In a strategic move to comply with regulatory requirements set by the Central Bank of Nigeria (CBN), the country’s Deposit Money Banks (DMBs) and merchant banks have collectively deposited N2.41 trillion with the CBN in the first 13 days of November 2023.
This financial surge is fueled by a liquidity surplus resulting from injections from the Federation Account Allocation Committee (FAAC).
The rush to deposit this substantial amount with the CBN is primarily driven by the need to meet the apex bank’s Capital Adequacy Ratio (CAR) regulations.
Instead of directing these funds toward lending to the real sector, the banks have chosen to utilize the CBN’s Standing Deposit Facility (SDF).

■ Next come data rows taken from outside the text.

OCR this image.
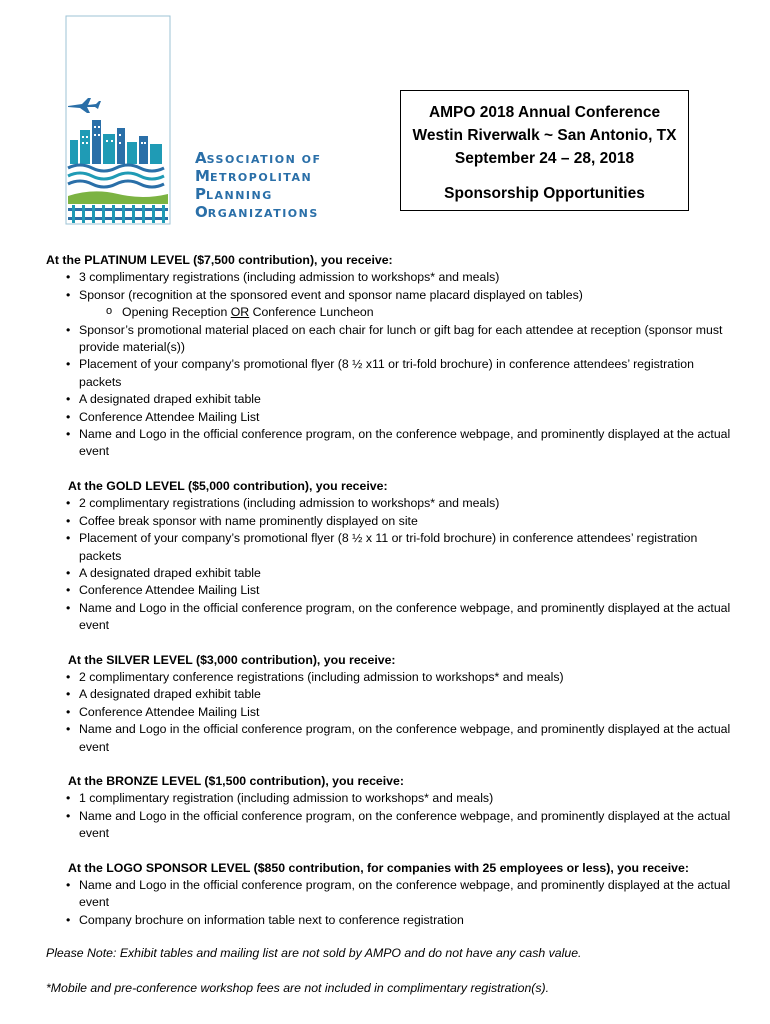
ASSOCIATION OF
METROPOLITAN
PLANNING
ORGANIZATIONS
AMPO 2018 Annual Conference
Westin Riverwalk ~ San Antonio, TX
September 24 – 28, 2018
Sponsorship Opportunities
At the PLATINUM LEVEL ($7,500 contribution), you receive:
• 3 complimentary registrations (including admission to workshops* and meals)
• Sponsor (recognition at the sponsored event and sponsor name placard displayed on tables)
o Opening Reception OR Conference Luncheon
• Sponsor’s promotional material placed on each chair for lunch or gift bag for each attendee at reception (sponsor must provide material(s))
• Placement of your company’s promotional flyer (8 ½ x11 or tri-fold brochure) in conference attendees’ registration packets
• A designated draped exhibit table
• Conference Attendee Mailing List
• Name and Logo in the official conference program, on the conference webpage, and prominently displayed at the actual event
At the GOLD LEVEL ($5,000 contribution), you receive:
• 2 complimentary registrations (including admission to workshops* and meals)
• Coffee break sponsor with name prominently displayed on site
• Placement of your company’s promotional flyer (8 ½ x 11 or tri-fold brochure) in conference attendees’ registration packets
• A designated draped exhibit table
• Conference Attendee Mailing List
• Name and Logo in the official conference program, on the conference webpage, and prominently displayed at the actual event
At the SILVER LEVEL ($3,000 contribution), you receive:
• 2 complimentary conference registrations (including admission to workshops* and meals)
• A designated draped exhibit table
• Conference Attendee Mailing List
• Name and Logo in the official conference program, on the conference webpage, and prominently displayed at the actual event
At the BRONZE LEVEL ($1,500 contribution), you receive:
• 1 complimentary registration (including admission to workshops* and meals)
• Name and Logo in the official conference program, on the conference webpage, and prominently displayed at the actual event
At the LOGO SPONSOR LEVEL ($850 contribution, for companies with 25 employees or less), you receive:
• Name and Logo in the official conference program, on the conference webpage, and prominently displayed at the actual event
• Company brochure on information table next to conference registration
Please Note: Exhibit tables and mailing list are not sold by AMPO and do not have any cash value.
*Mobile and pre-conference workshop fees are not included in complimentary registration(s).
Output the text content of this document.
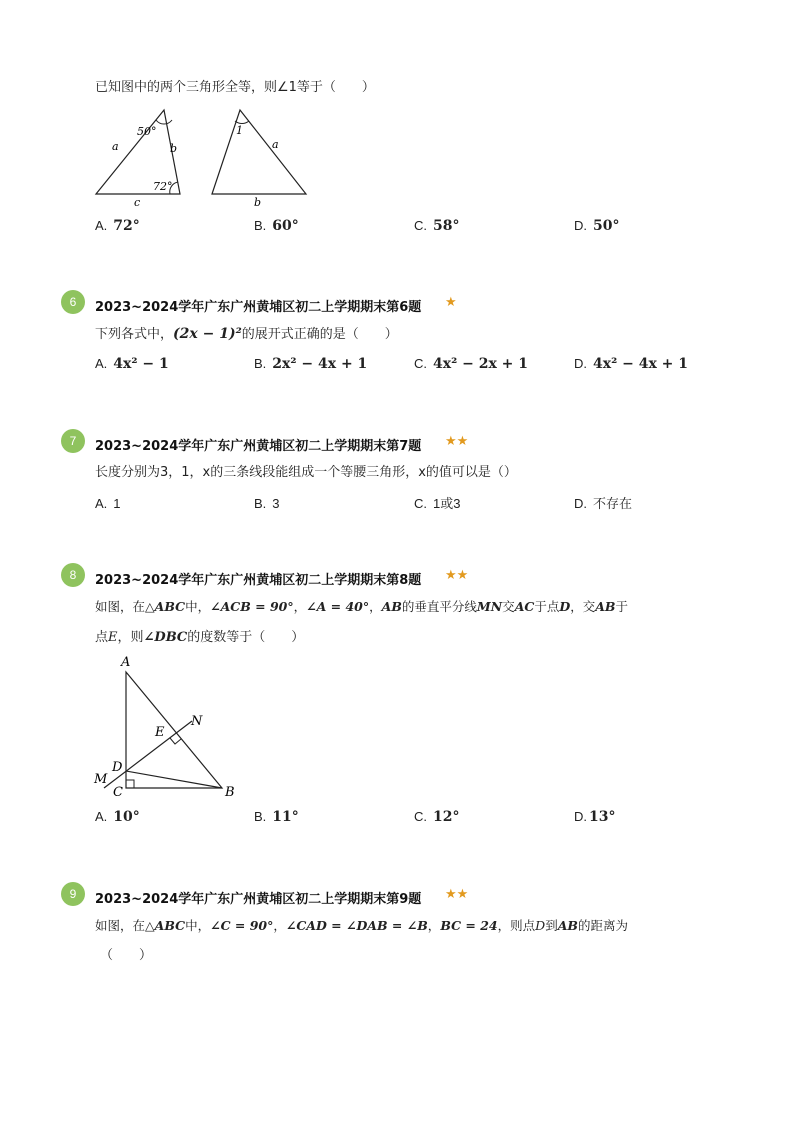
已知图中的两个三角形全等，则∠1等于（　　）
50°
72°
a	b
c
1
a
b
A. 72°	B. 60°	C. 58°	D. 50°
6	2023~2024学年广东广州黄埔区初二上学期期末第6题 ★
下列各式中，(2x − 1)²的展开式正确的是（　　）
A. 4x² − 1	B. 2x² − 4x + 1	C. 4x² − 2x + 1	D. 4x² − 4x + 1
7	2023~2024学年广东广州黄埔区初二上学期期末第7题 ★★
长度分别为3，1，x的三条线段能组成一个等腰三角形，x的值可以是（）
A. 1	B. 3	C. 1或3	D. 不存在
8	2023~2024学年广东广州黄埔区初二上学期期末第8题 ★★
如图，在△ABC中，∠ACB = 90°，∠A = 40°，AB的垂直平分线MN交AC于点D，交AB于
点E，则∠DBC的度数等于（　　）
A
B
C
D
E
M
N
A. 10°	B. 11°	C. 12°	D. 13°
9	2023~2024学年广东广州黄埔区初二上学期期末第9题 ★★
如图，在△ABC中，∠C = 90°，∠CAD = ∠DAB = ∠B，BC = 24，则点D到AB的距离为
（　　）
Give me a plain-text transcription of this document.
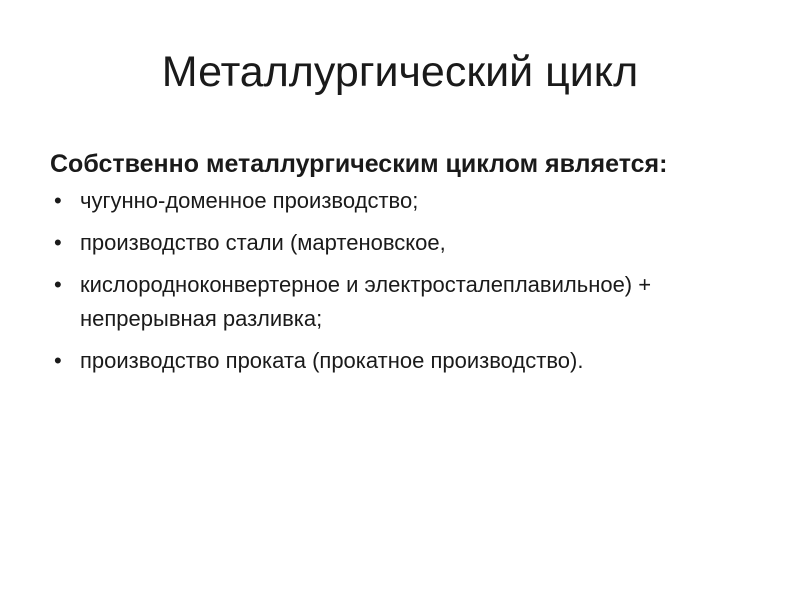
Металлургический цикл

Собственно металлургическим циклом является:

• чугунно-доменное производство;
• производство стали (мартеновское,
• кислородноконвертерное и электросталеплавильное) + непрерывная разливка;
• производство проката (прокатное производство).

Through the SDF, DMBs and merchant banks strategically park their excess liquidity with the CBN, allowing them to earn interest on these deposits.
The move is part of a broader effort to align with regulatory guidelines, particularly as the financial sector grapples with increased liquidity resulting from recent FAAC injections.
Financial data from the CBN reveals that, in addition to the substantial deposits made through the SDF, DMBs and merchant banks have borrowed N377.71 billion from the CBN using the Standing Lending Facility (SLF) in the past 13 days.
The surge in liquidity within the banking sector can be traced back to significant injections via the FAAC, with approximately N903.48 billion in September, N1.80 trillion in August, and N1.89 trillion disbursed to the three tiers of government in July 2023.
This excess liquidity has led to a notable increase in Money Supply (M3), reaching N67.18 trillion as of September 2023, compared to N49.33 trillion in September 2022.
The current inflation rate in Nigeria surpasses the yield on Treasury bills (T-Bills), prompting financial institutions to opt for the safety and risk-free environment provided by depositing funds with the CBN through the SDF.
While the surge in deposits indicates a healthier liquidity position for the banking system, industry experts highlight concerns about the challenging business environment, citing factors such as rising insecurity, supply chain problems, and liquidity overhang as significant contributors to banks’ cautious lending approach.
The SDF policy, implemented in 2019, continues to play a pivotal role in managing risks associated with lending to the real sector.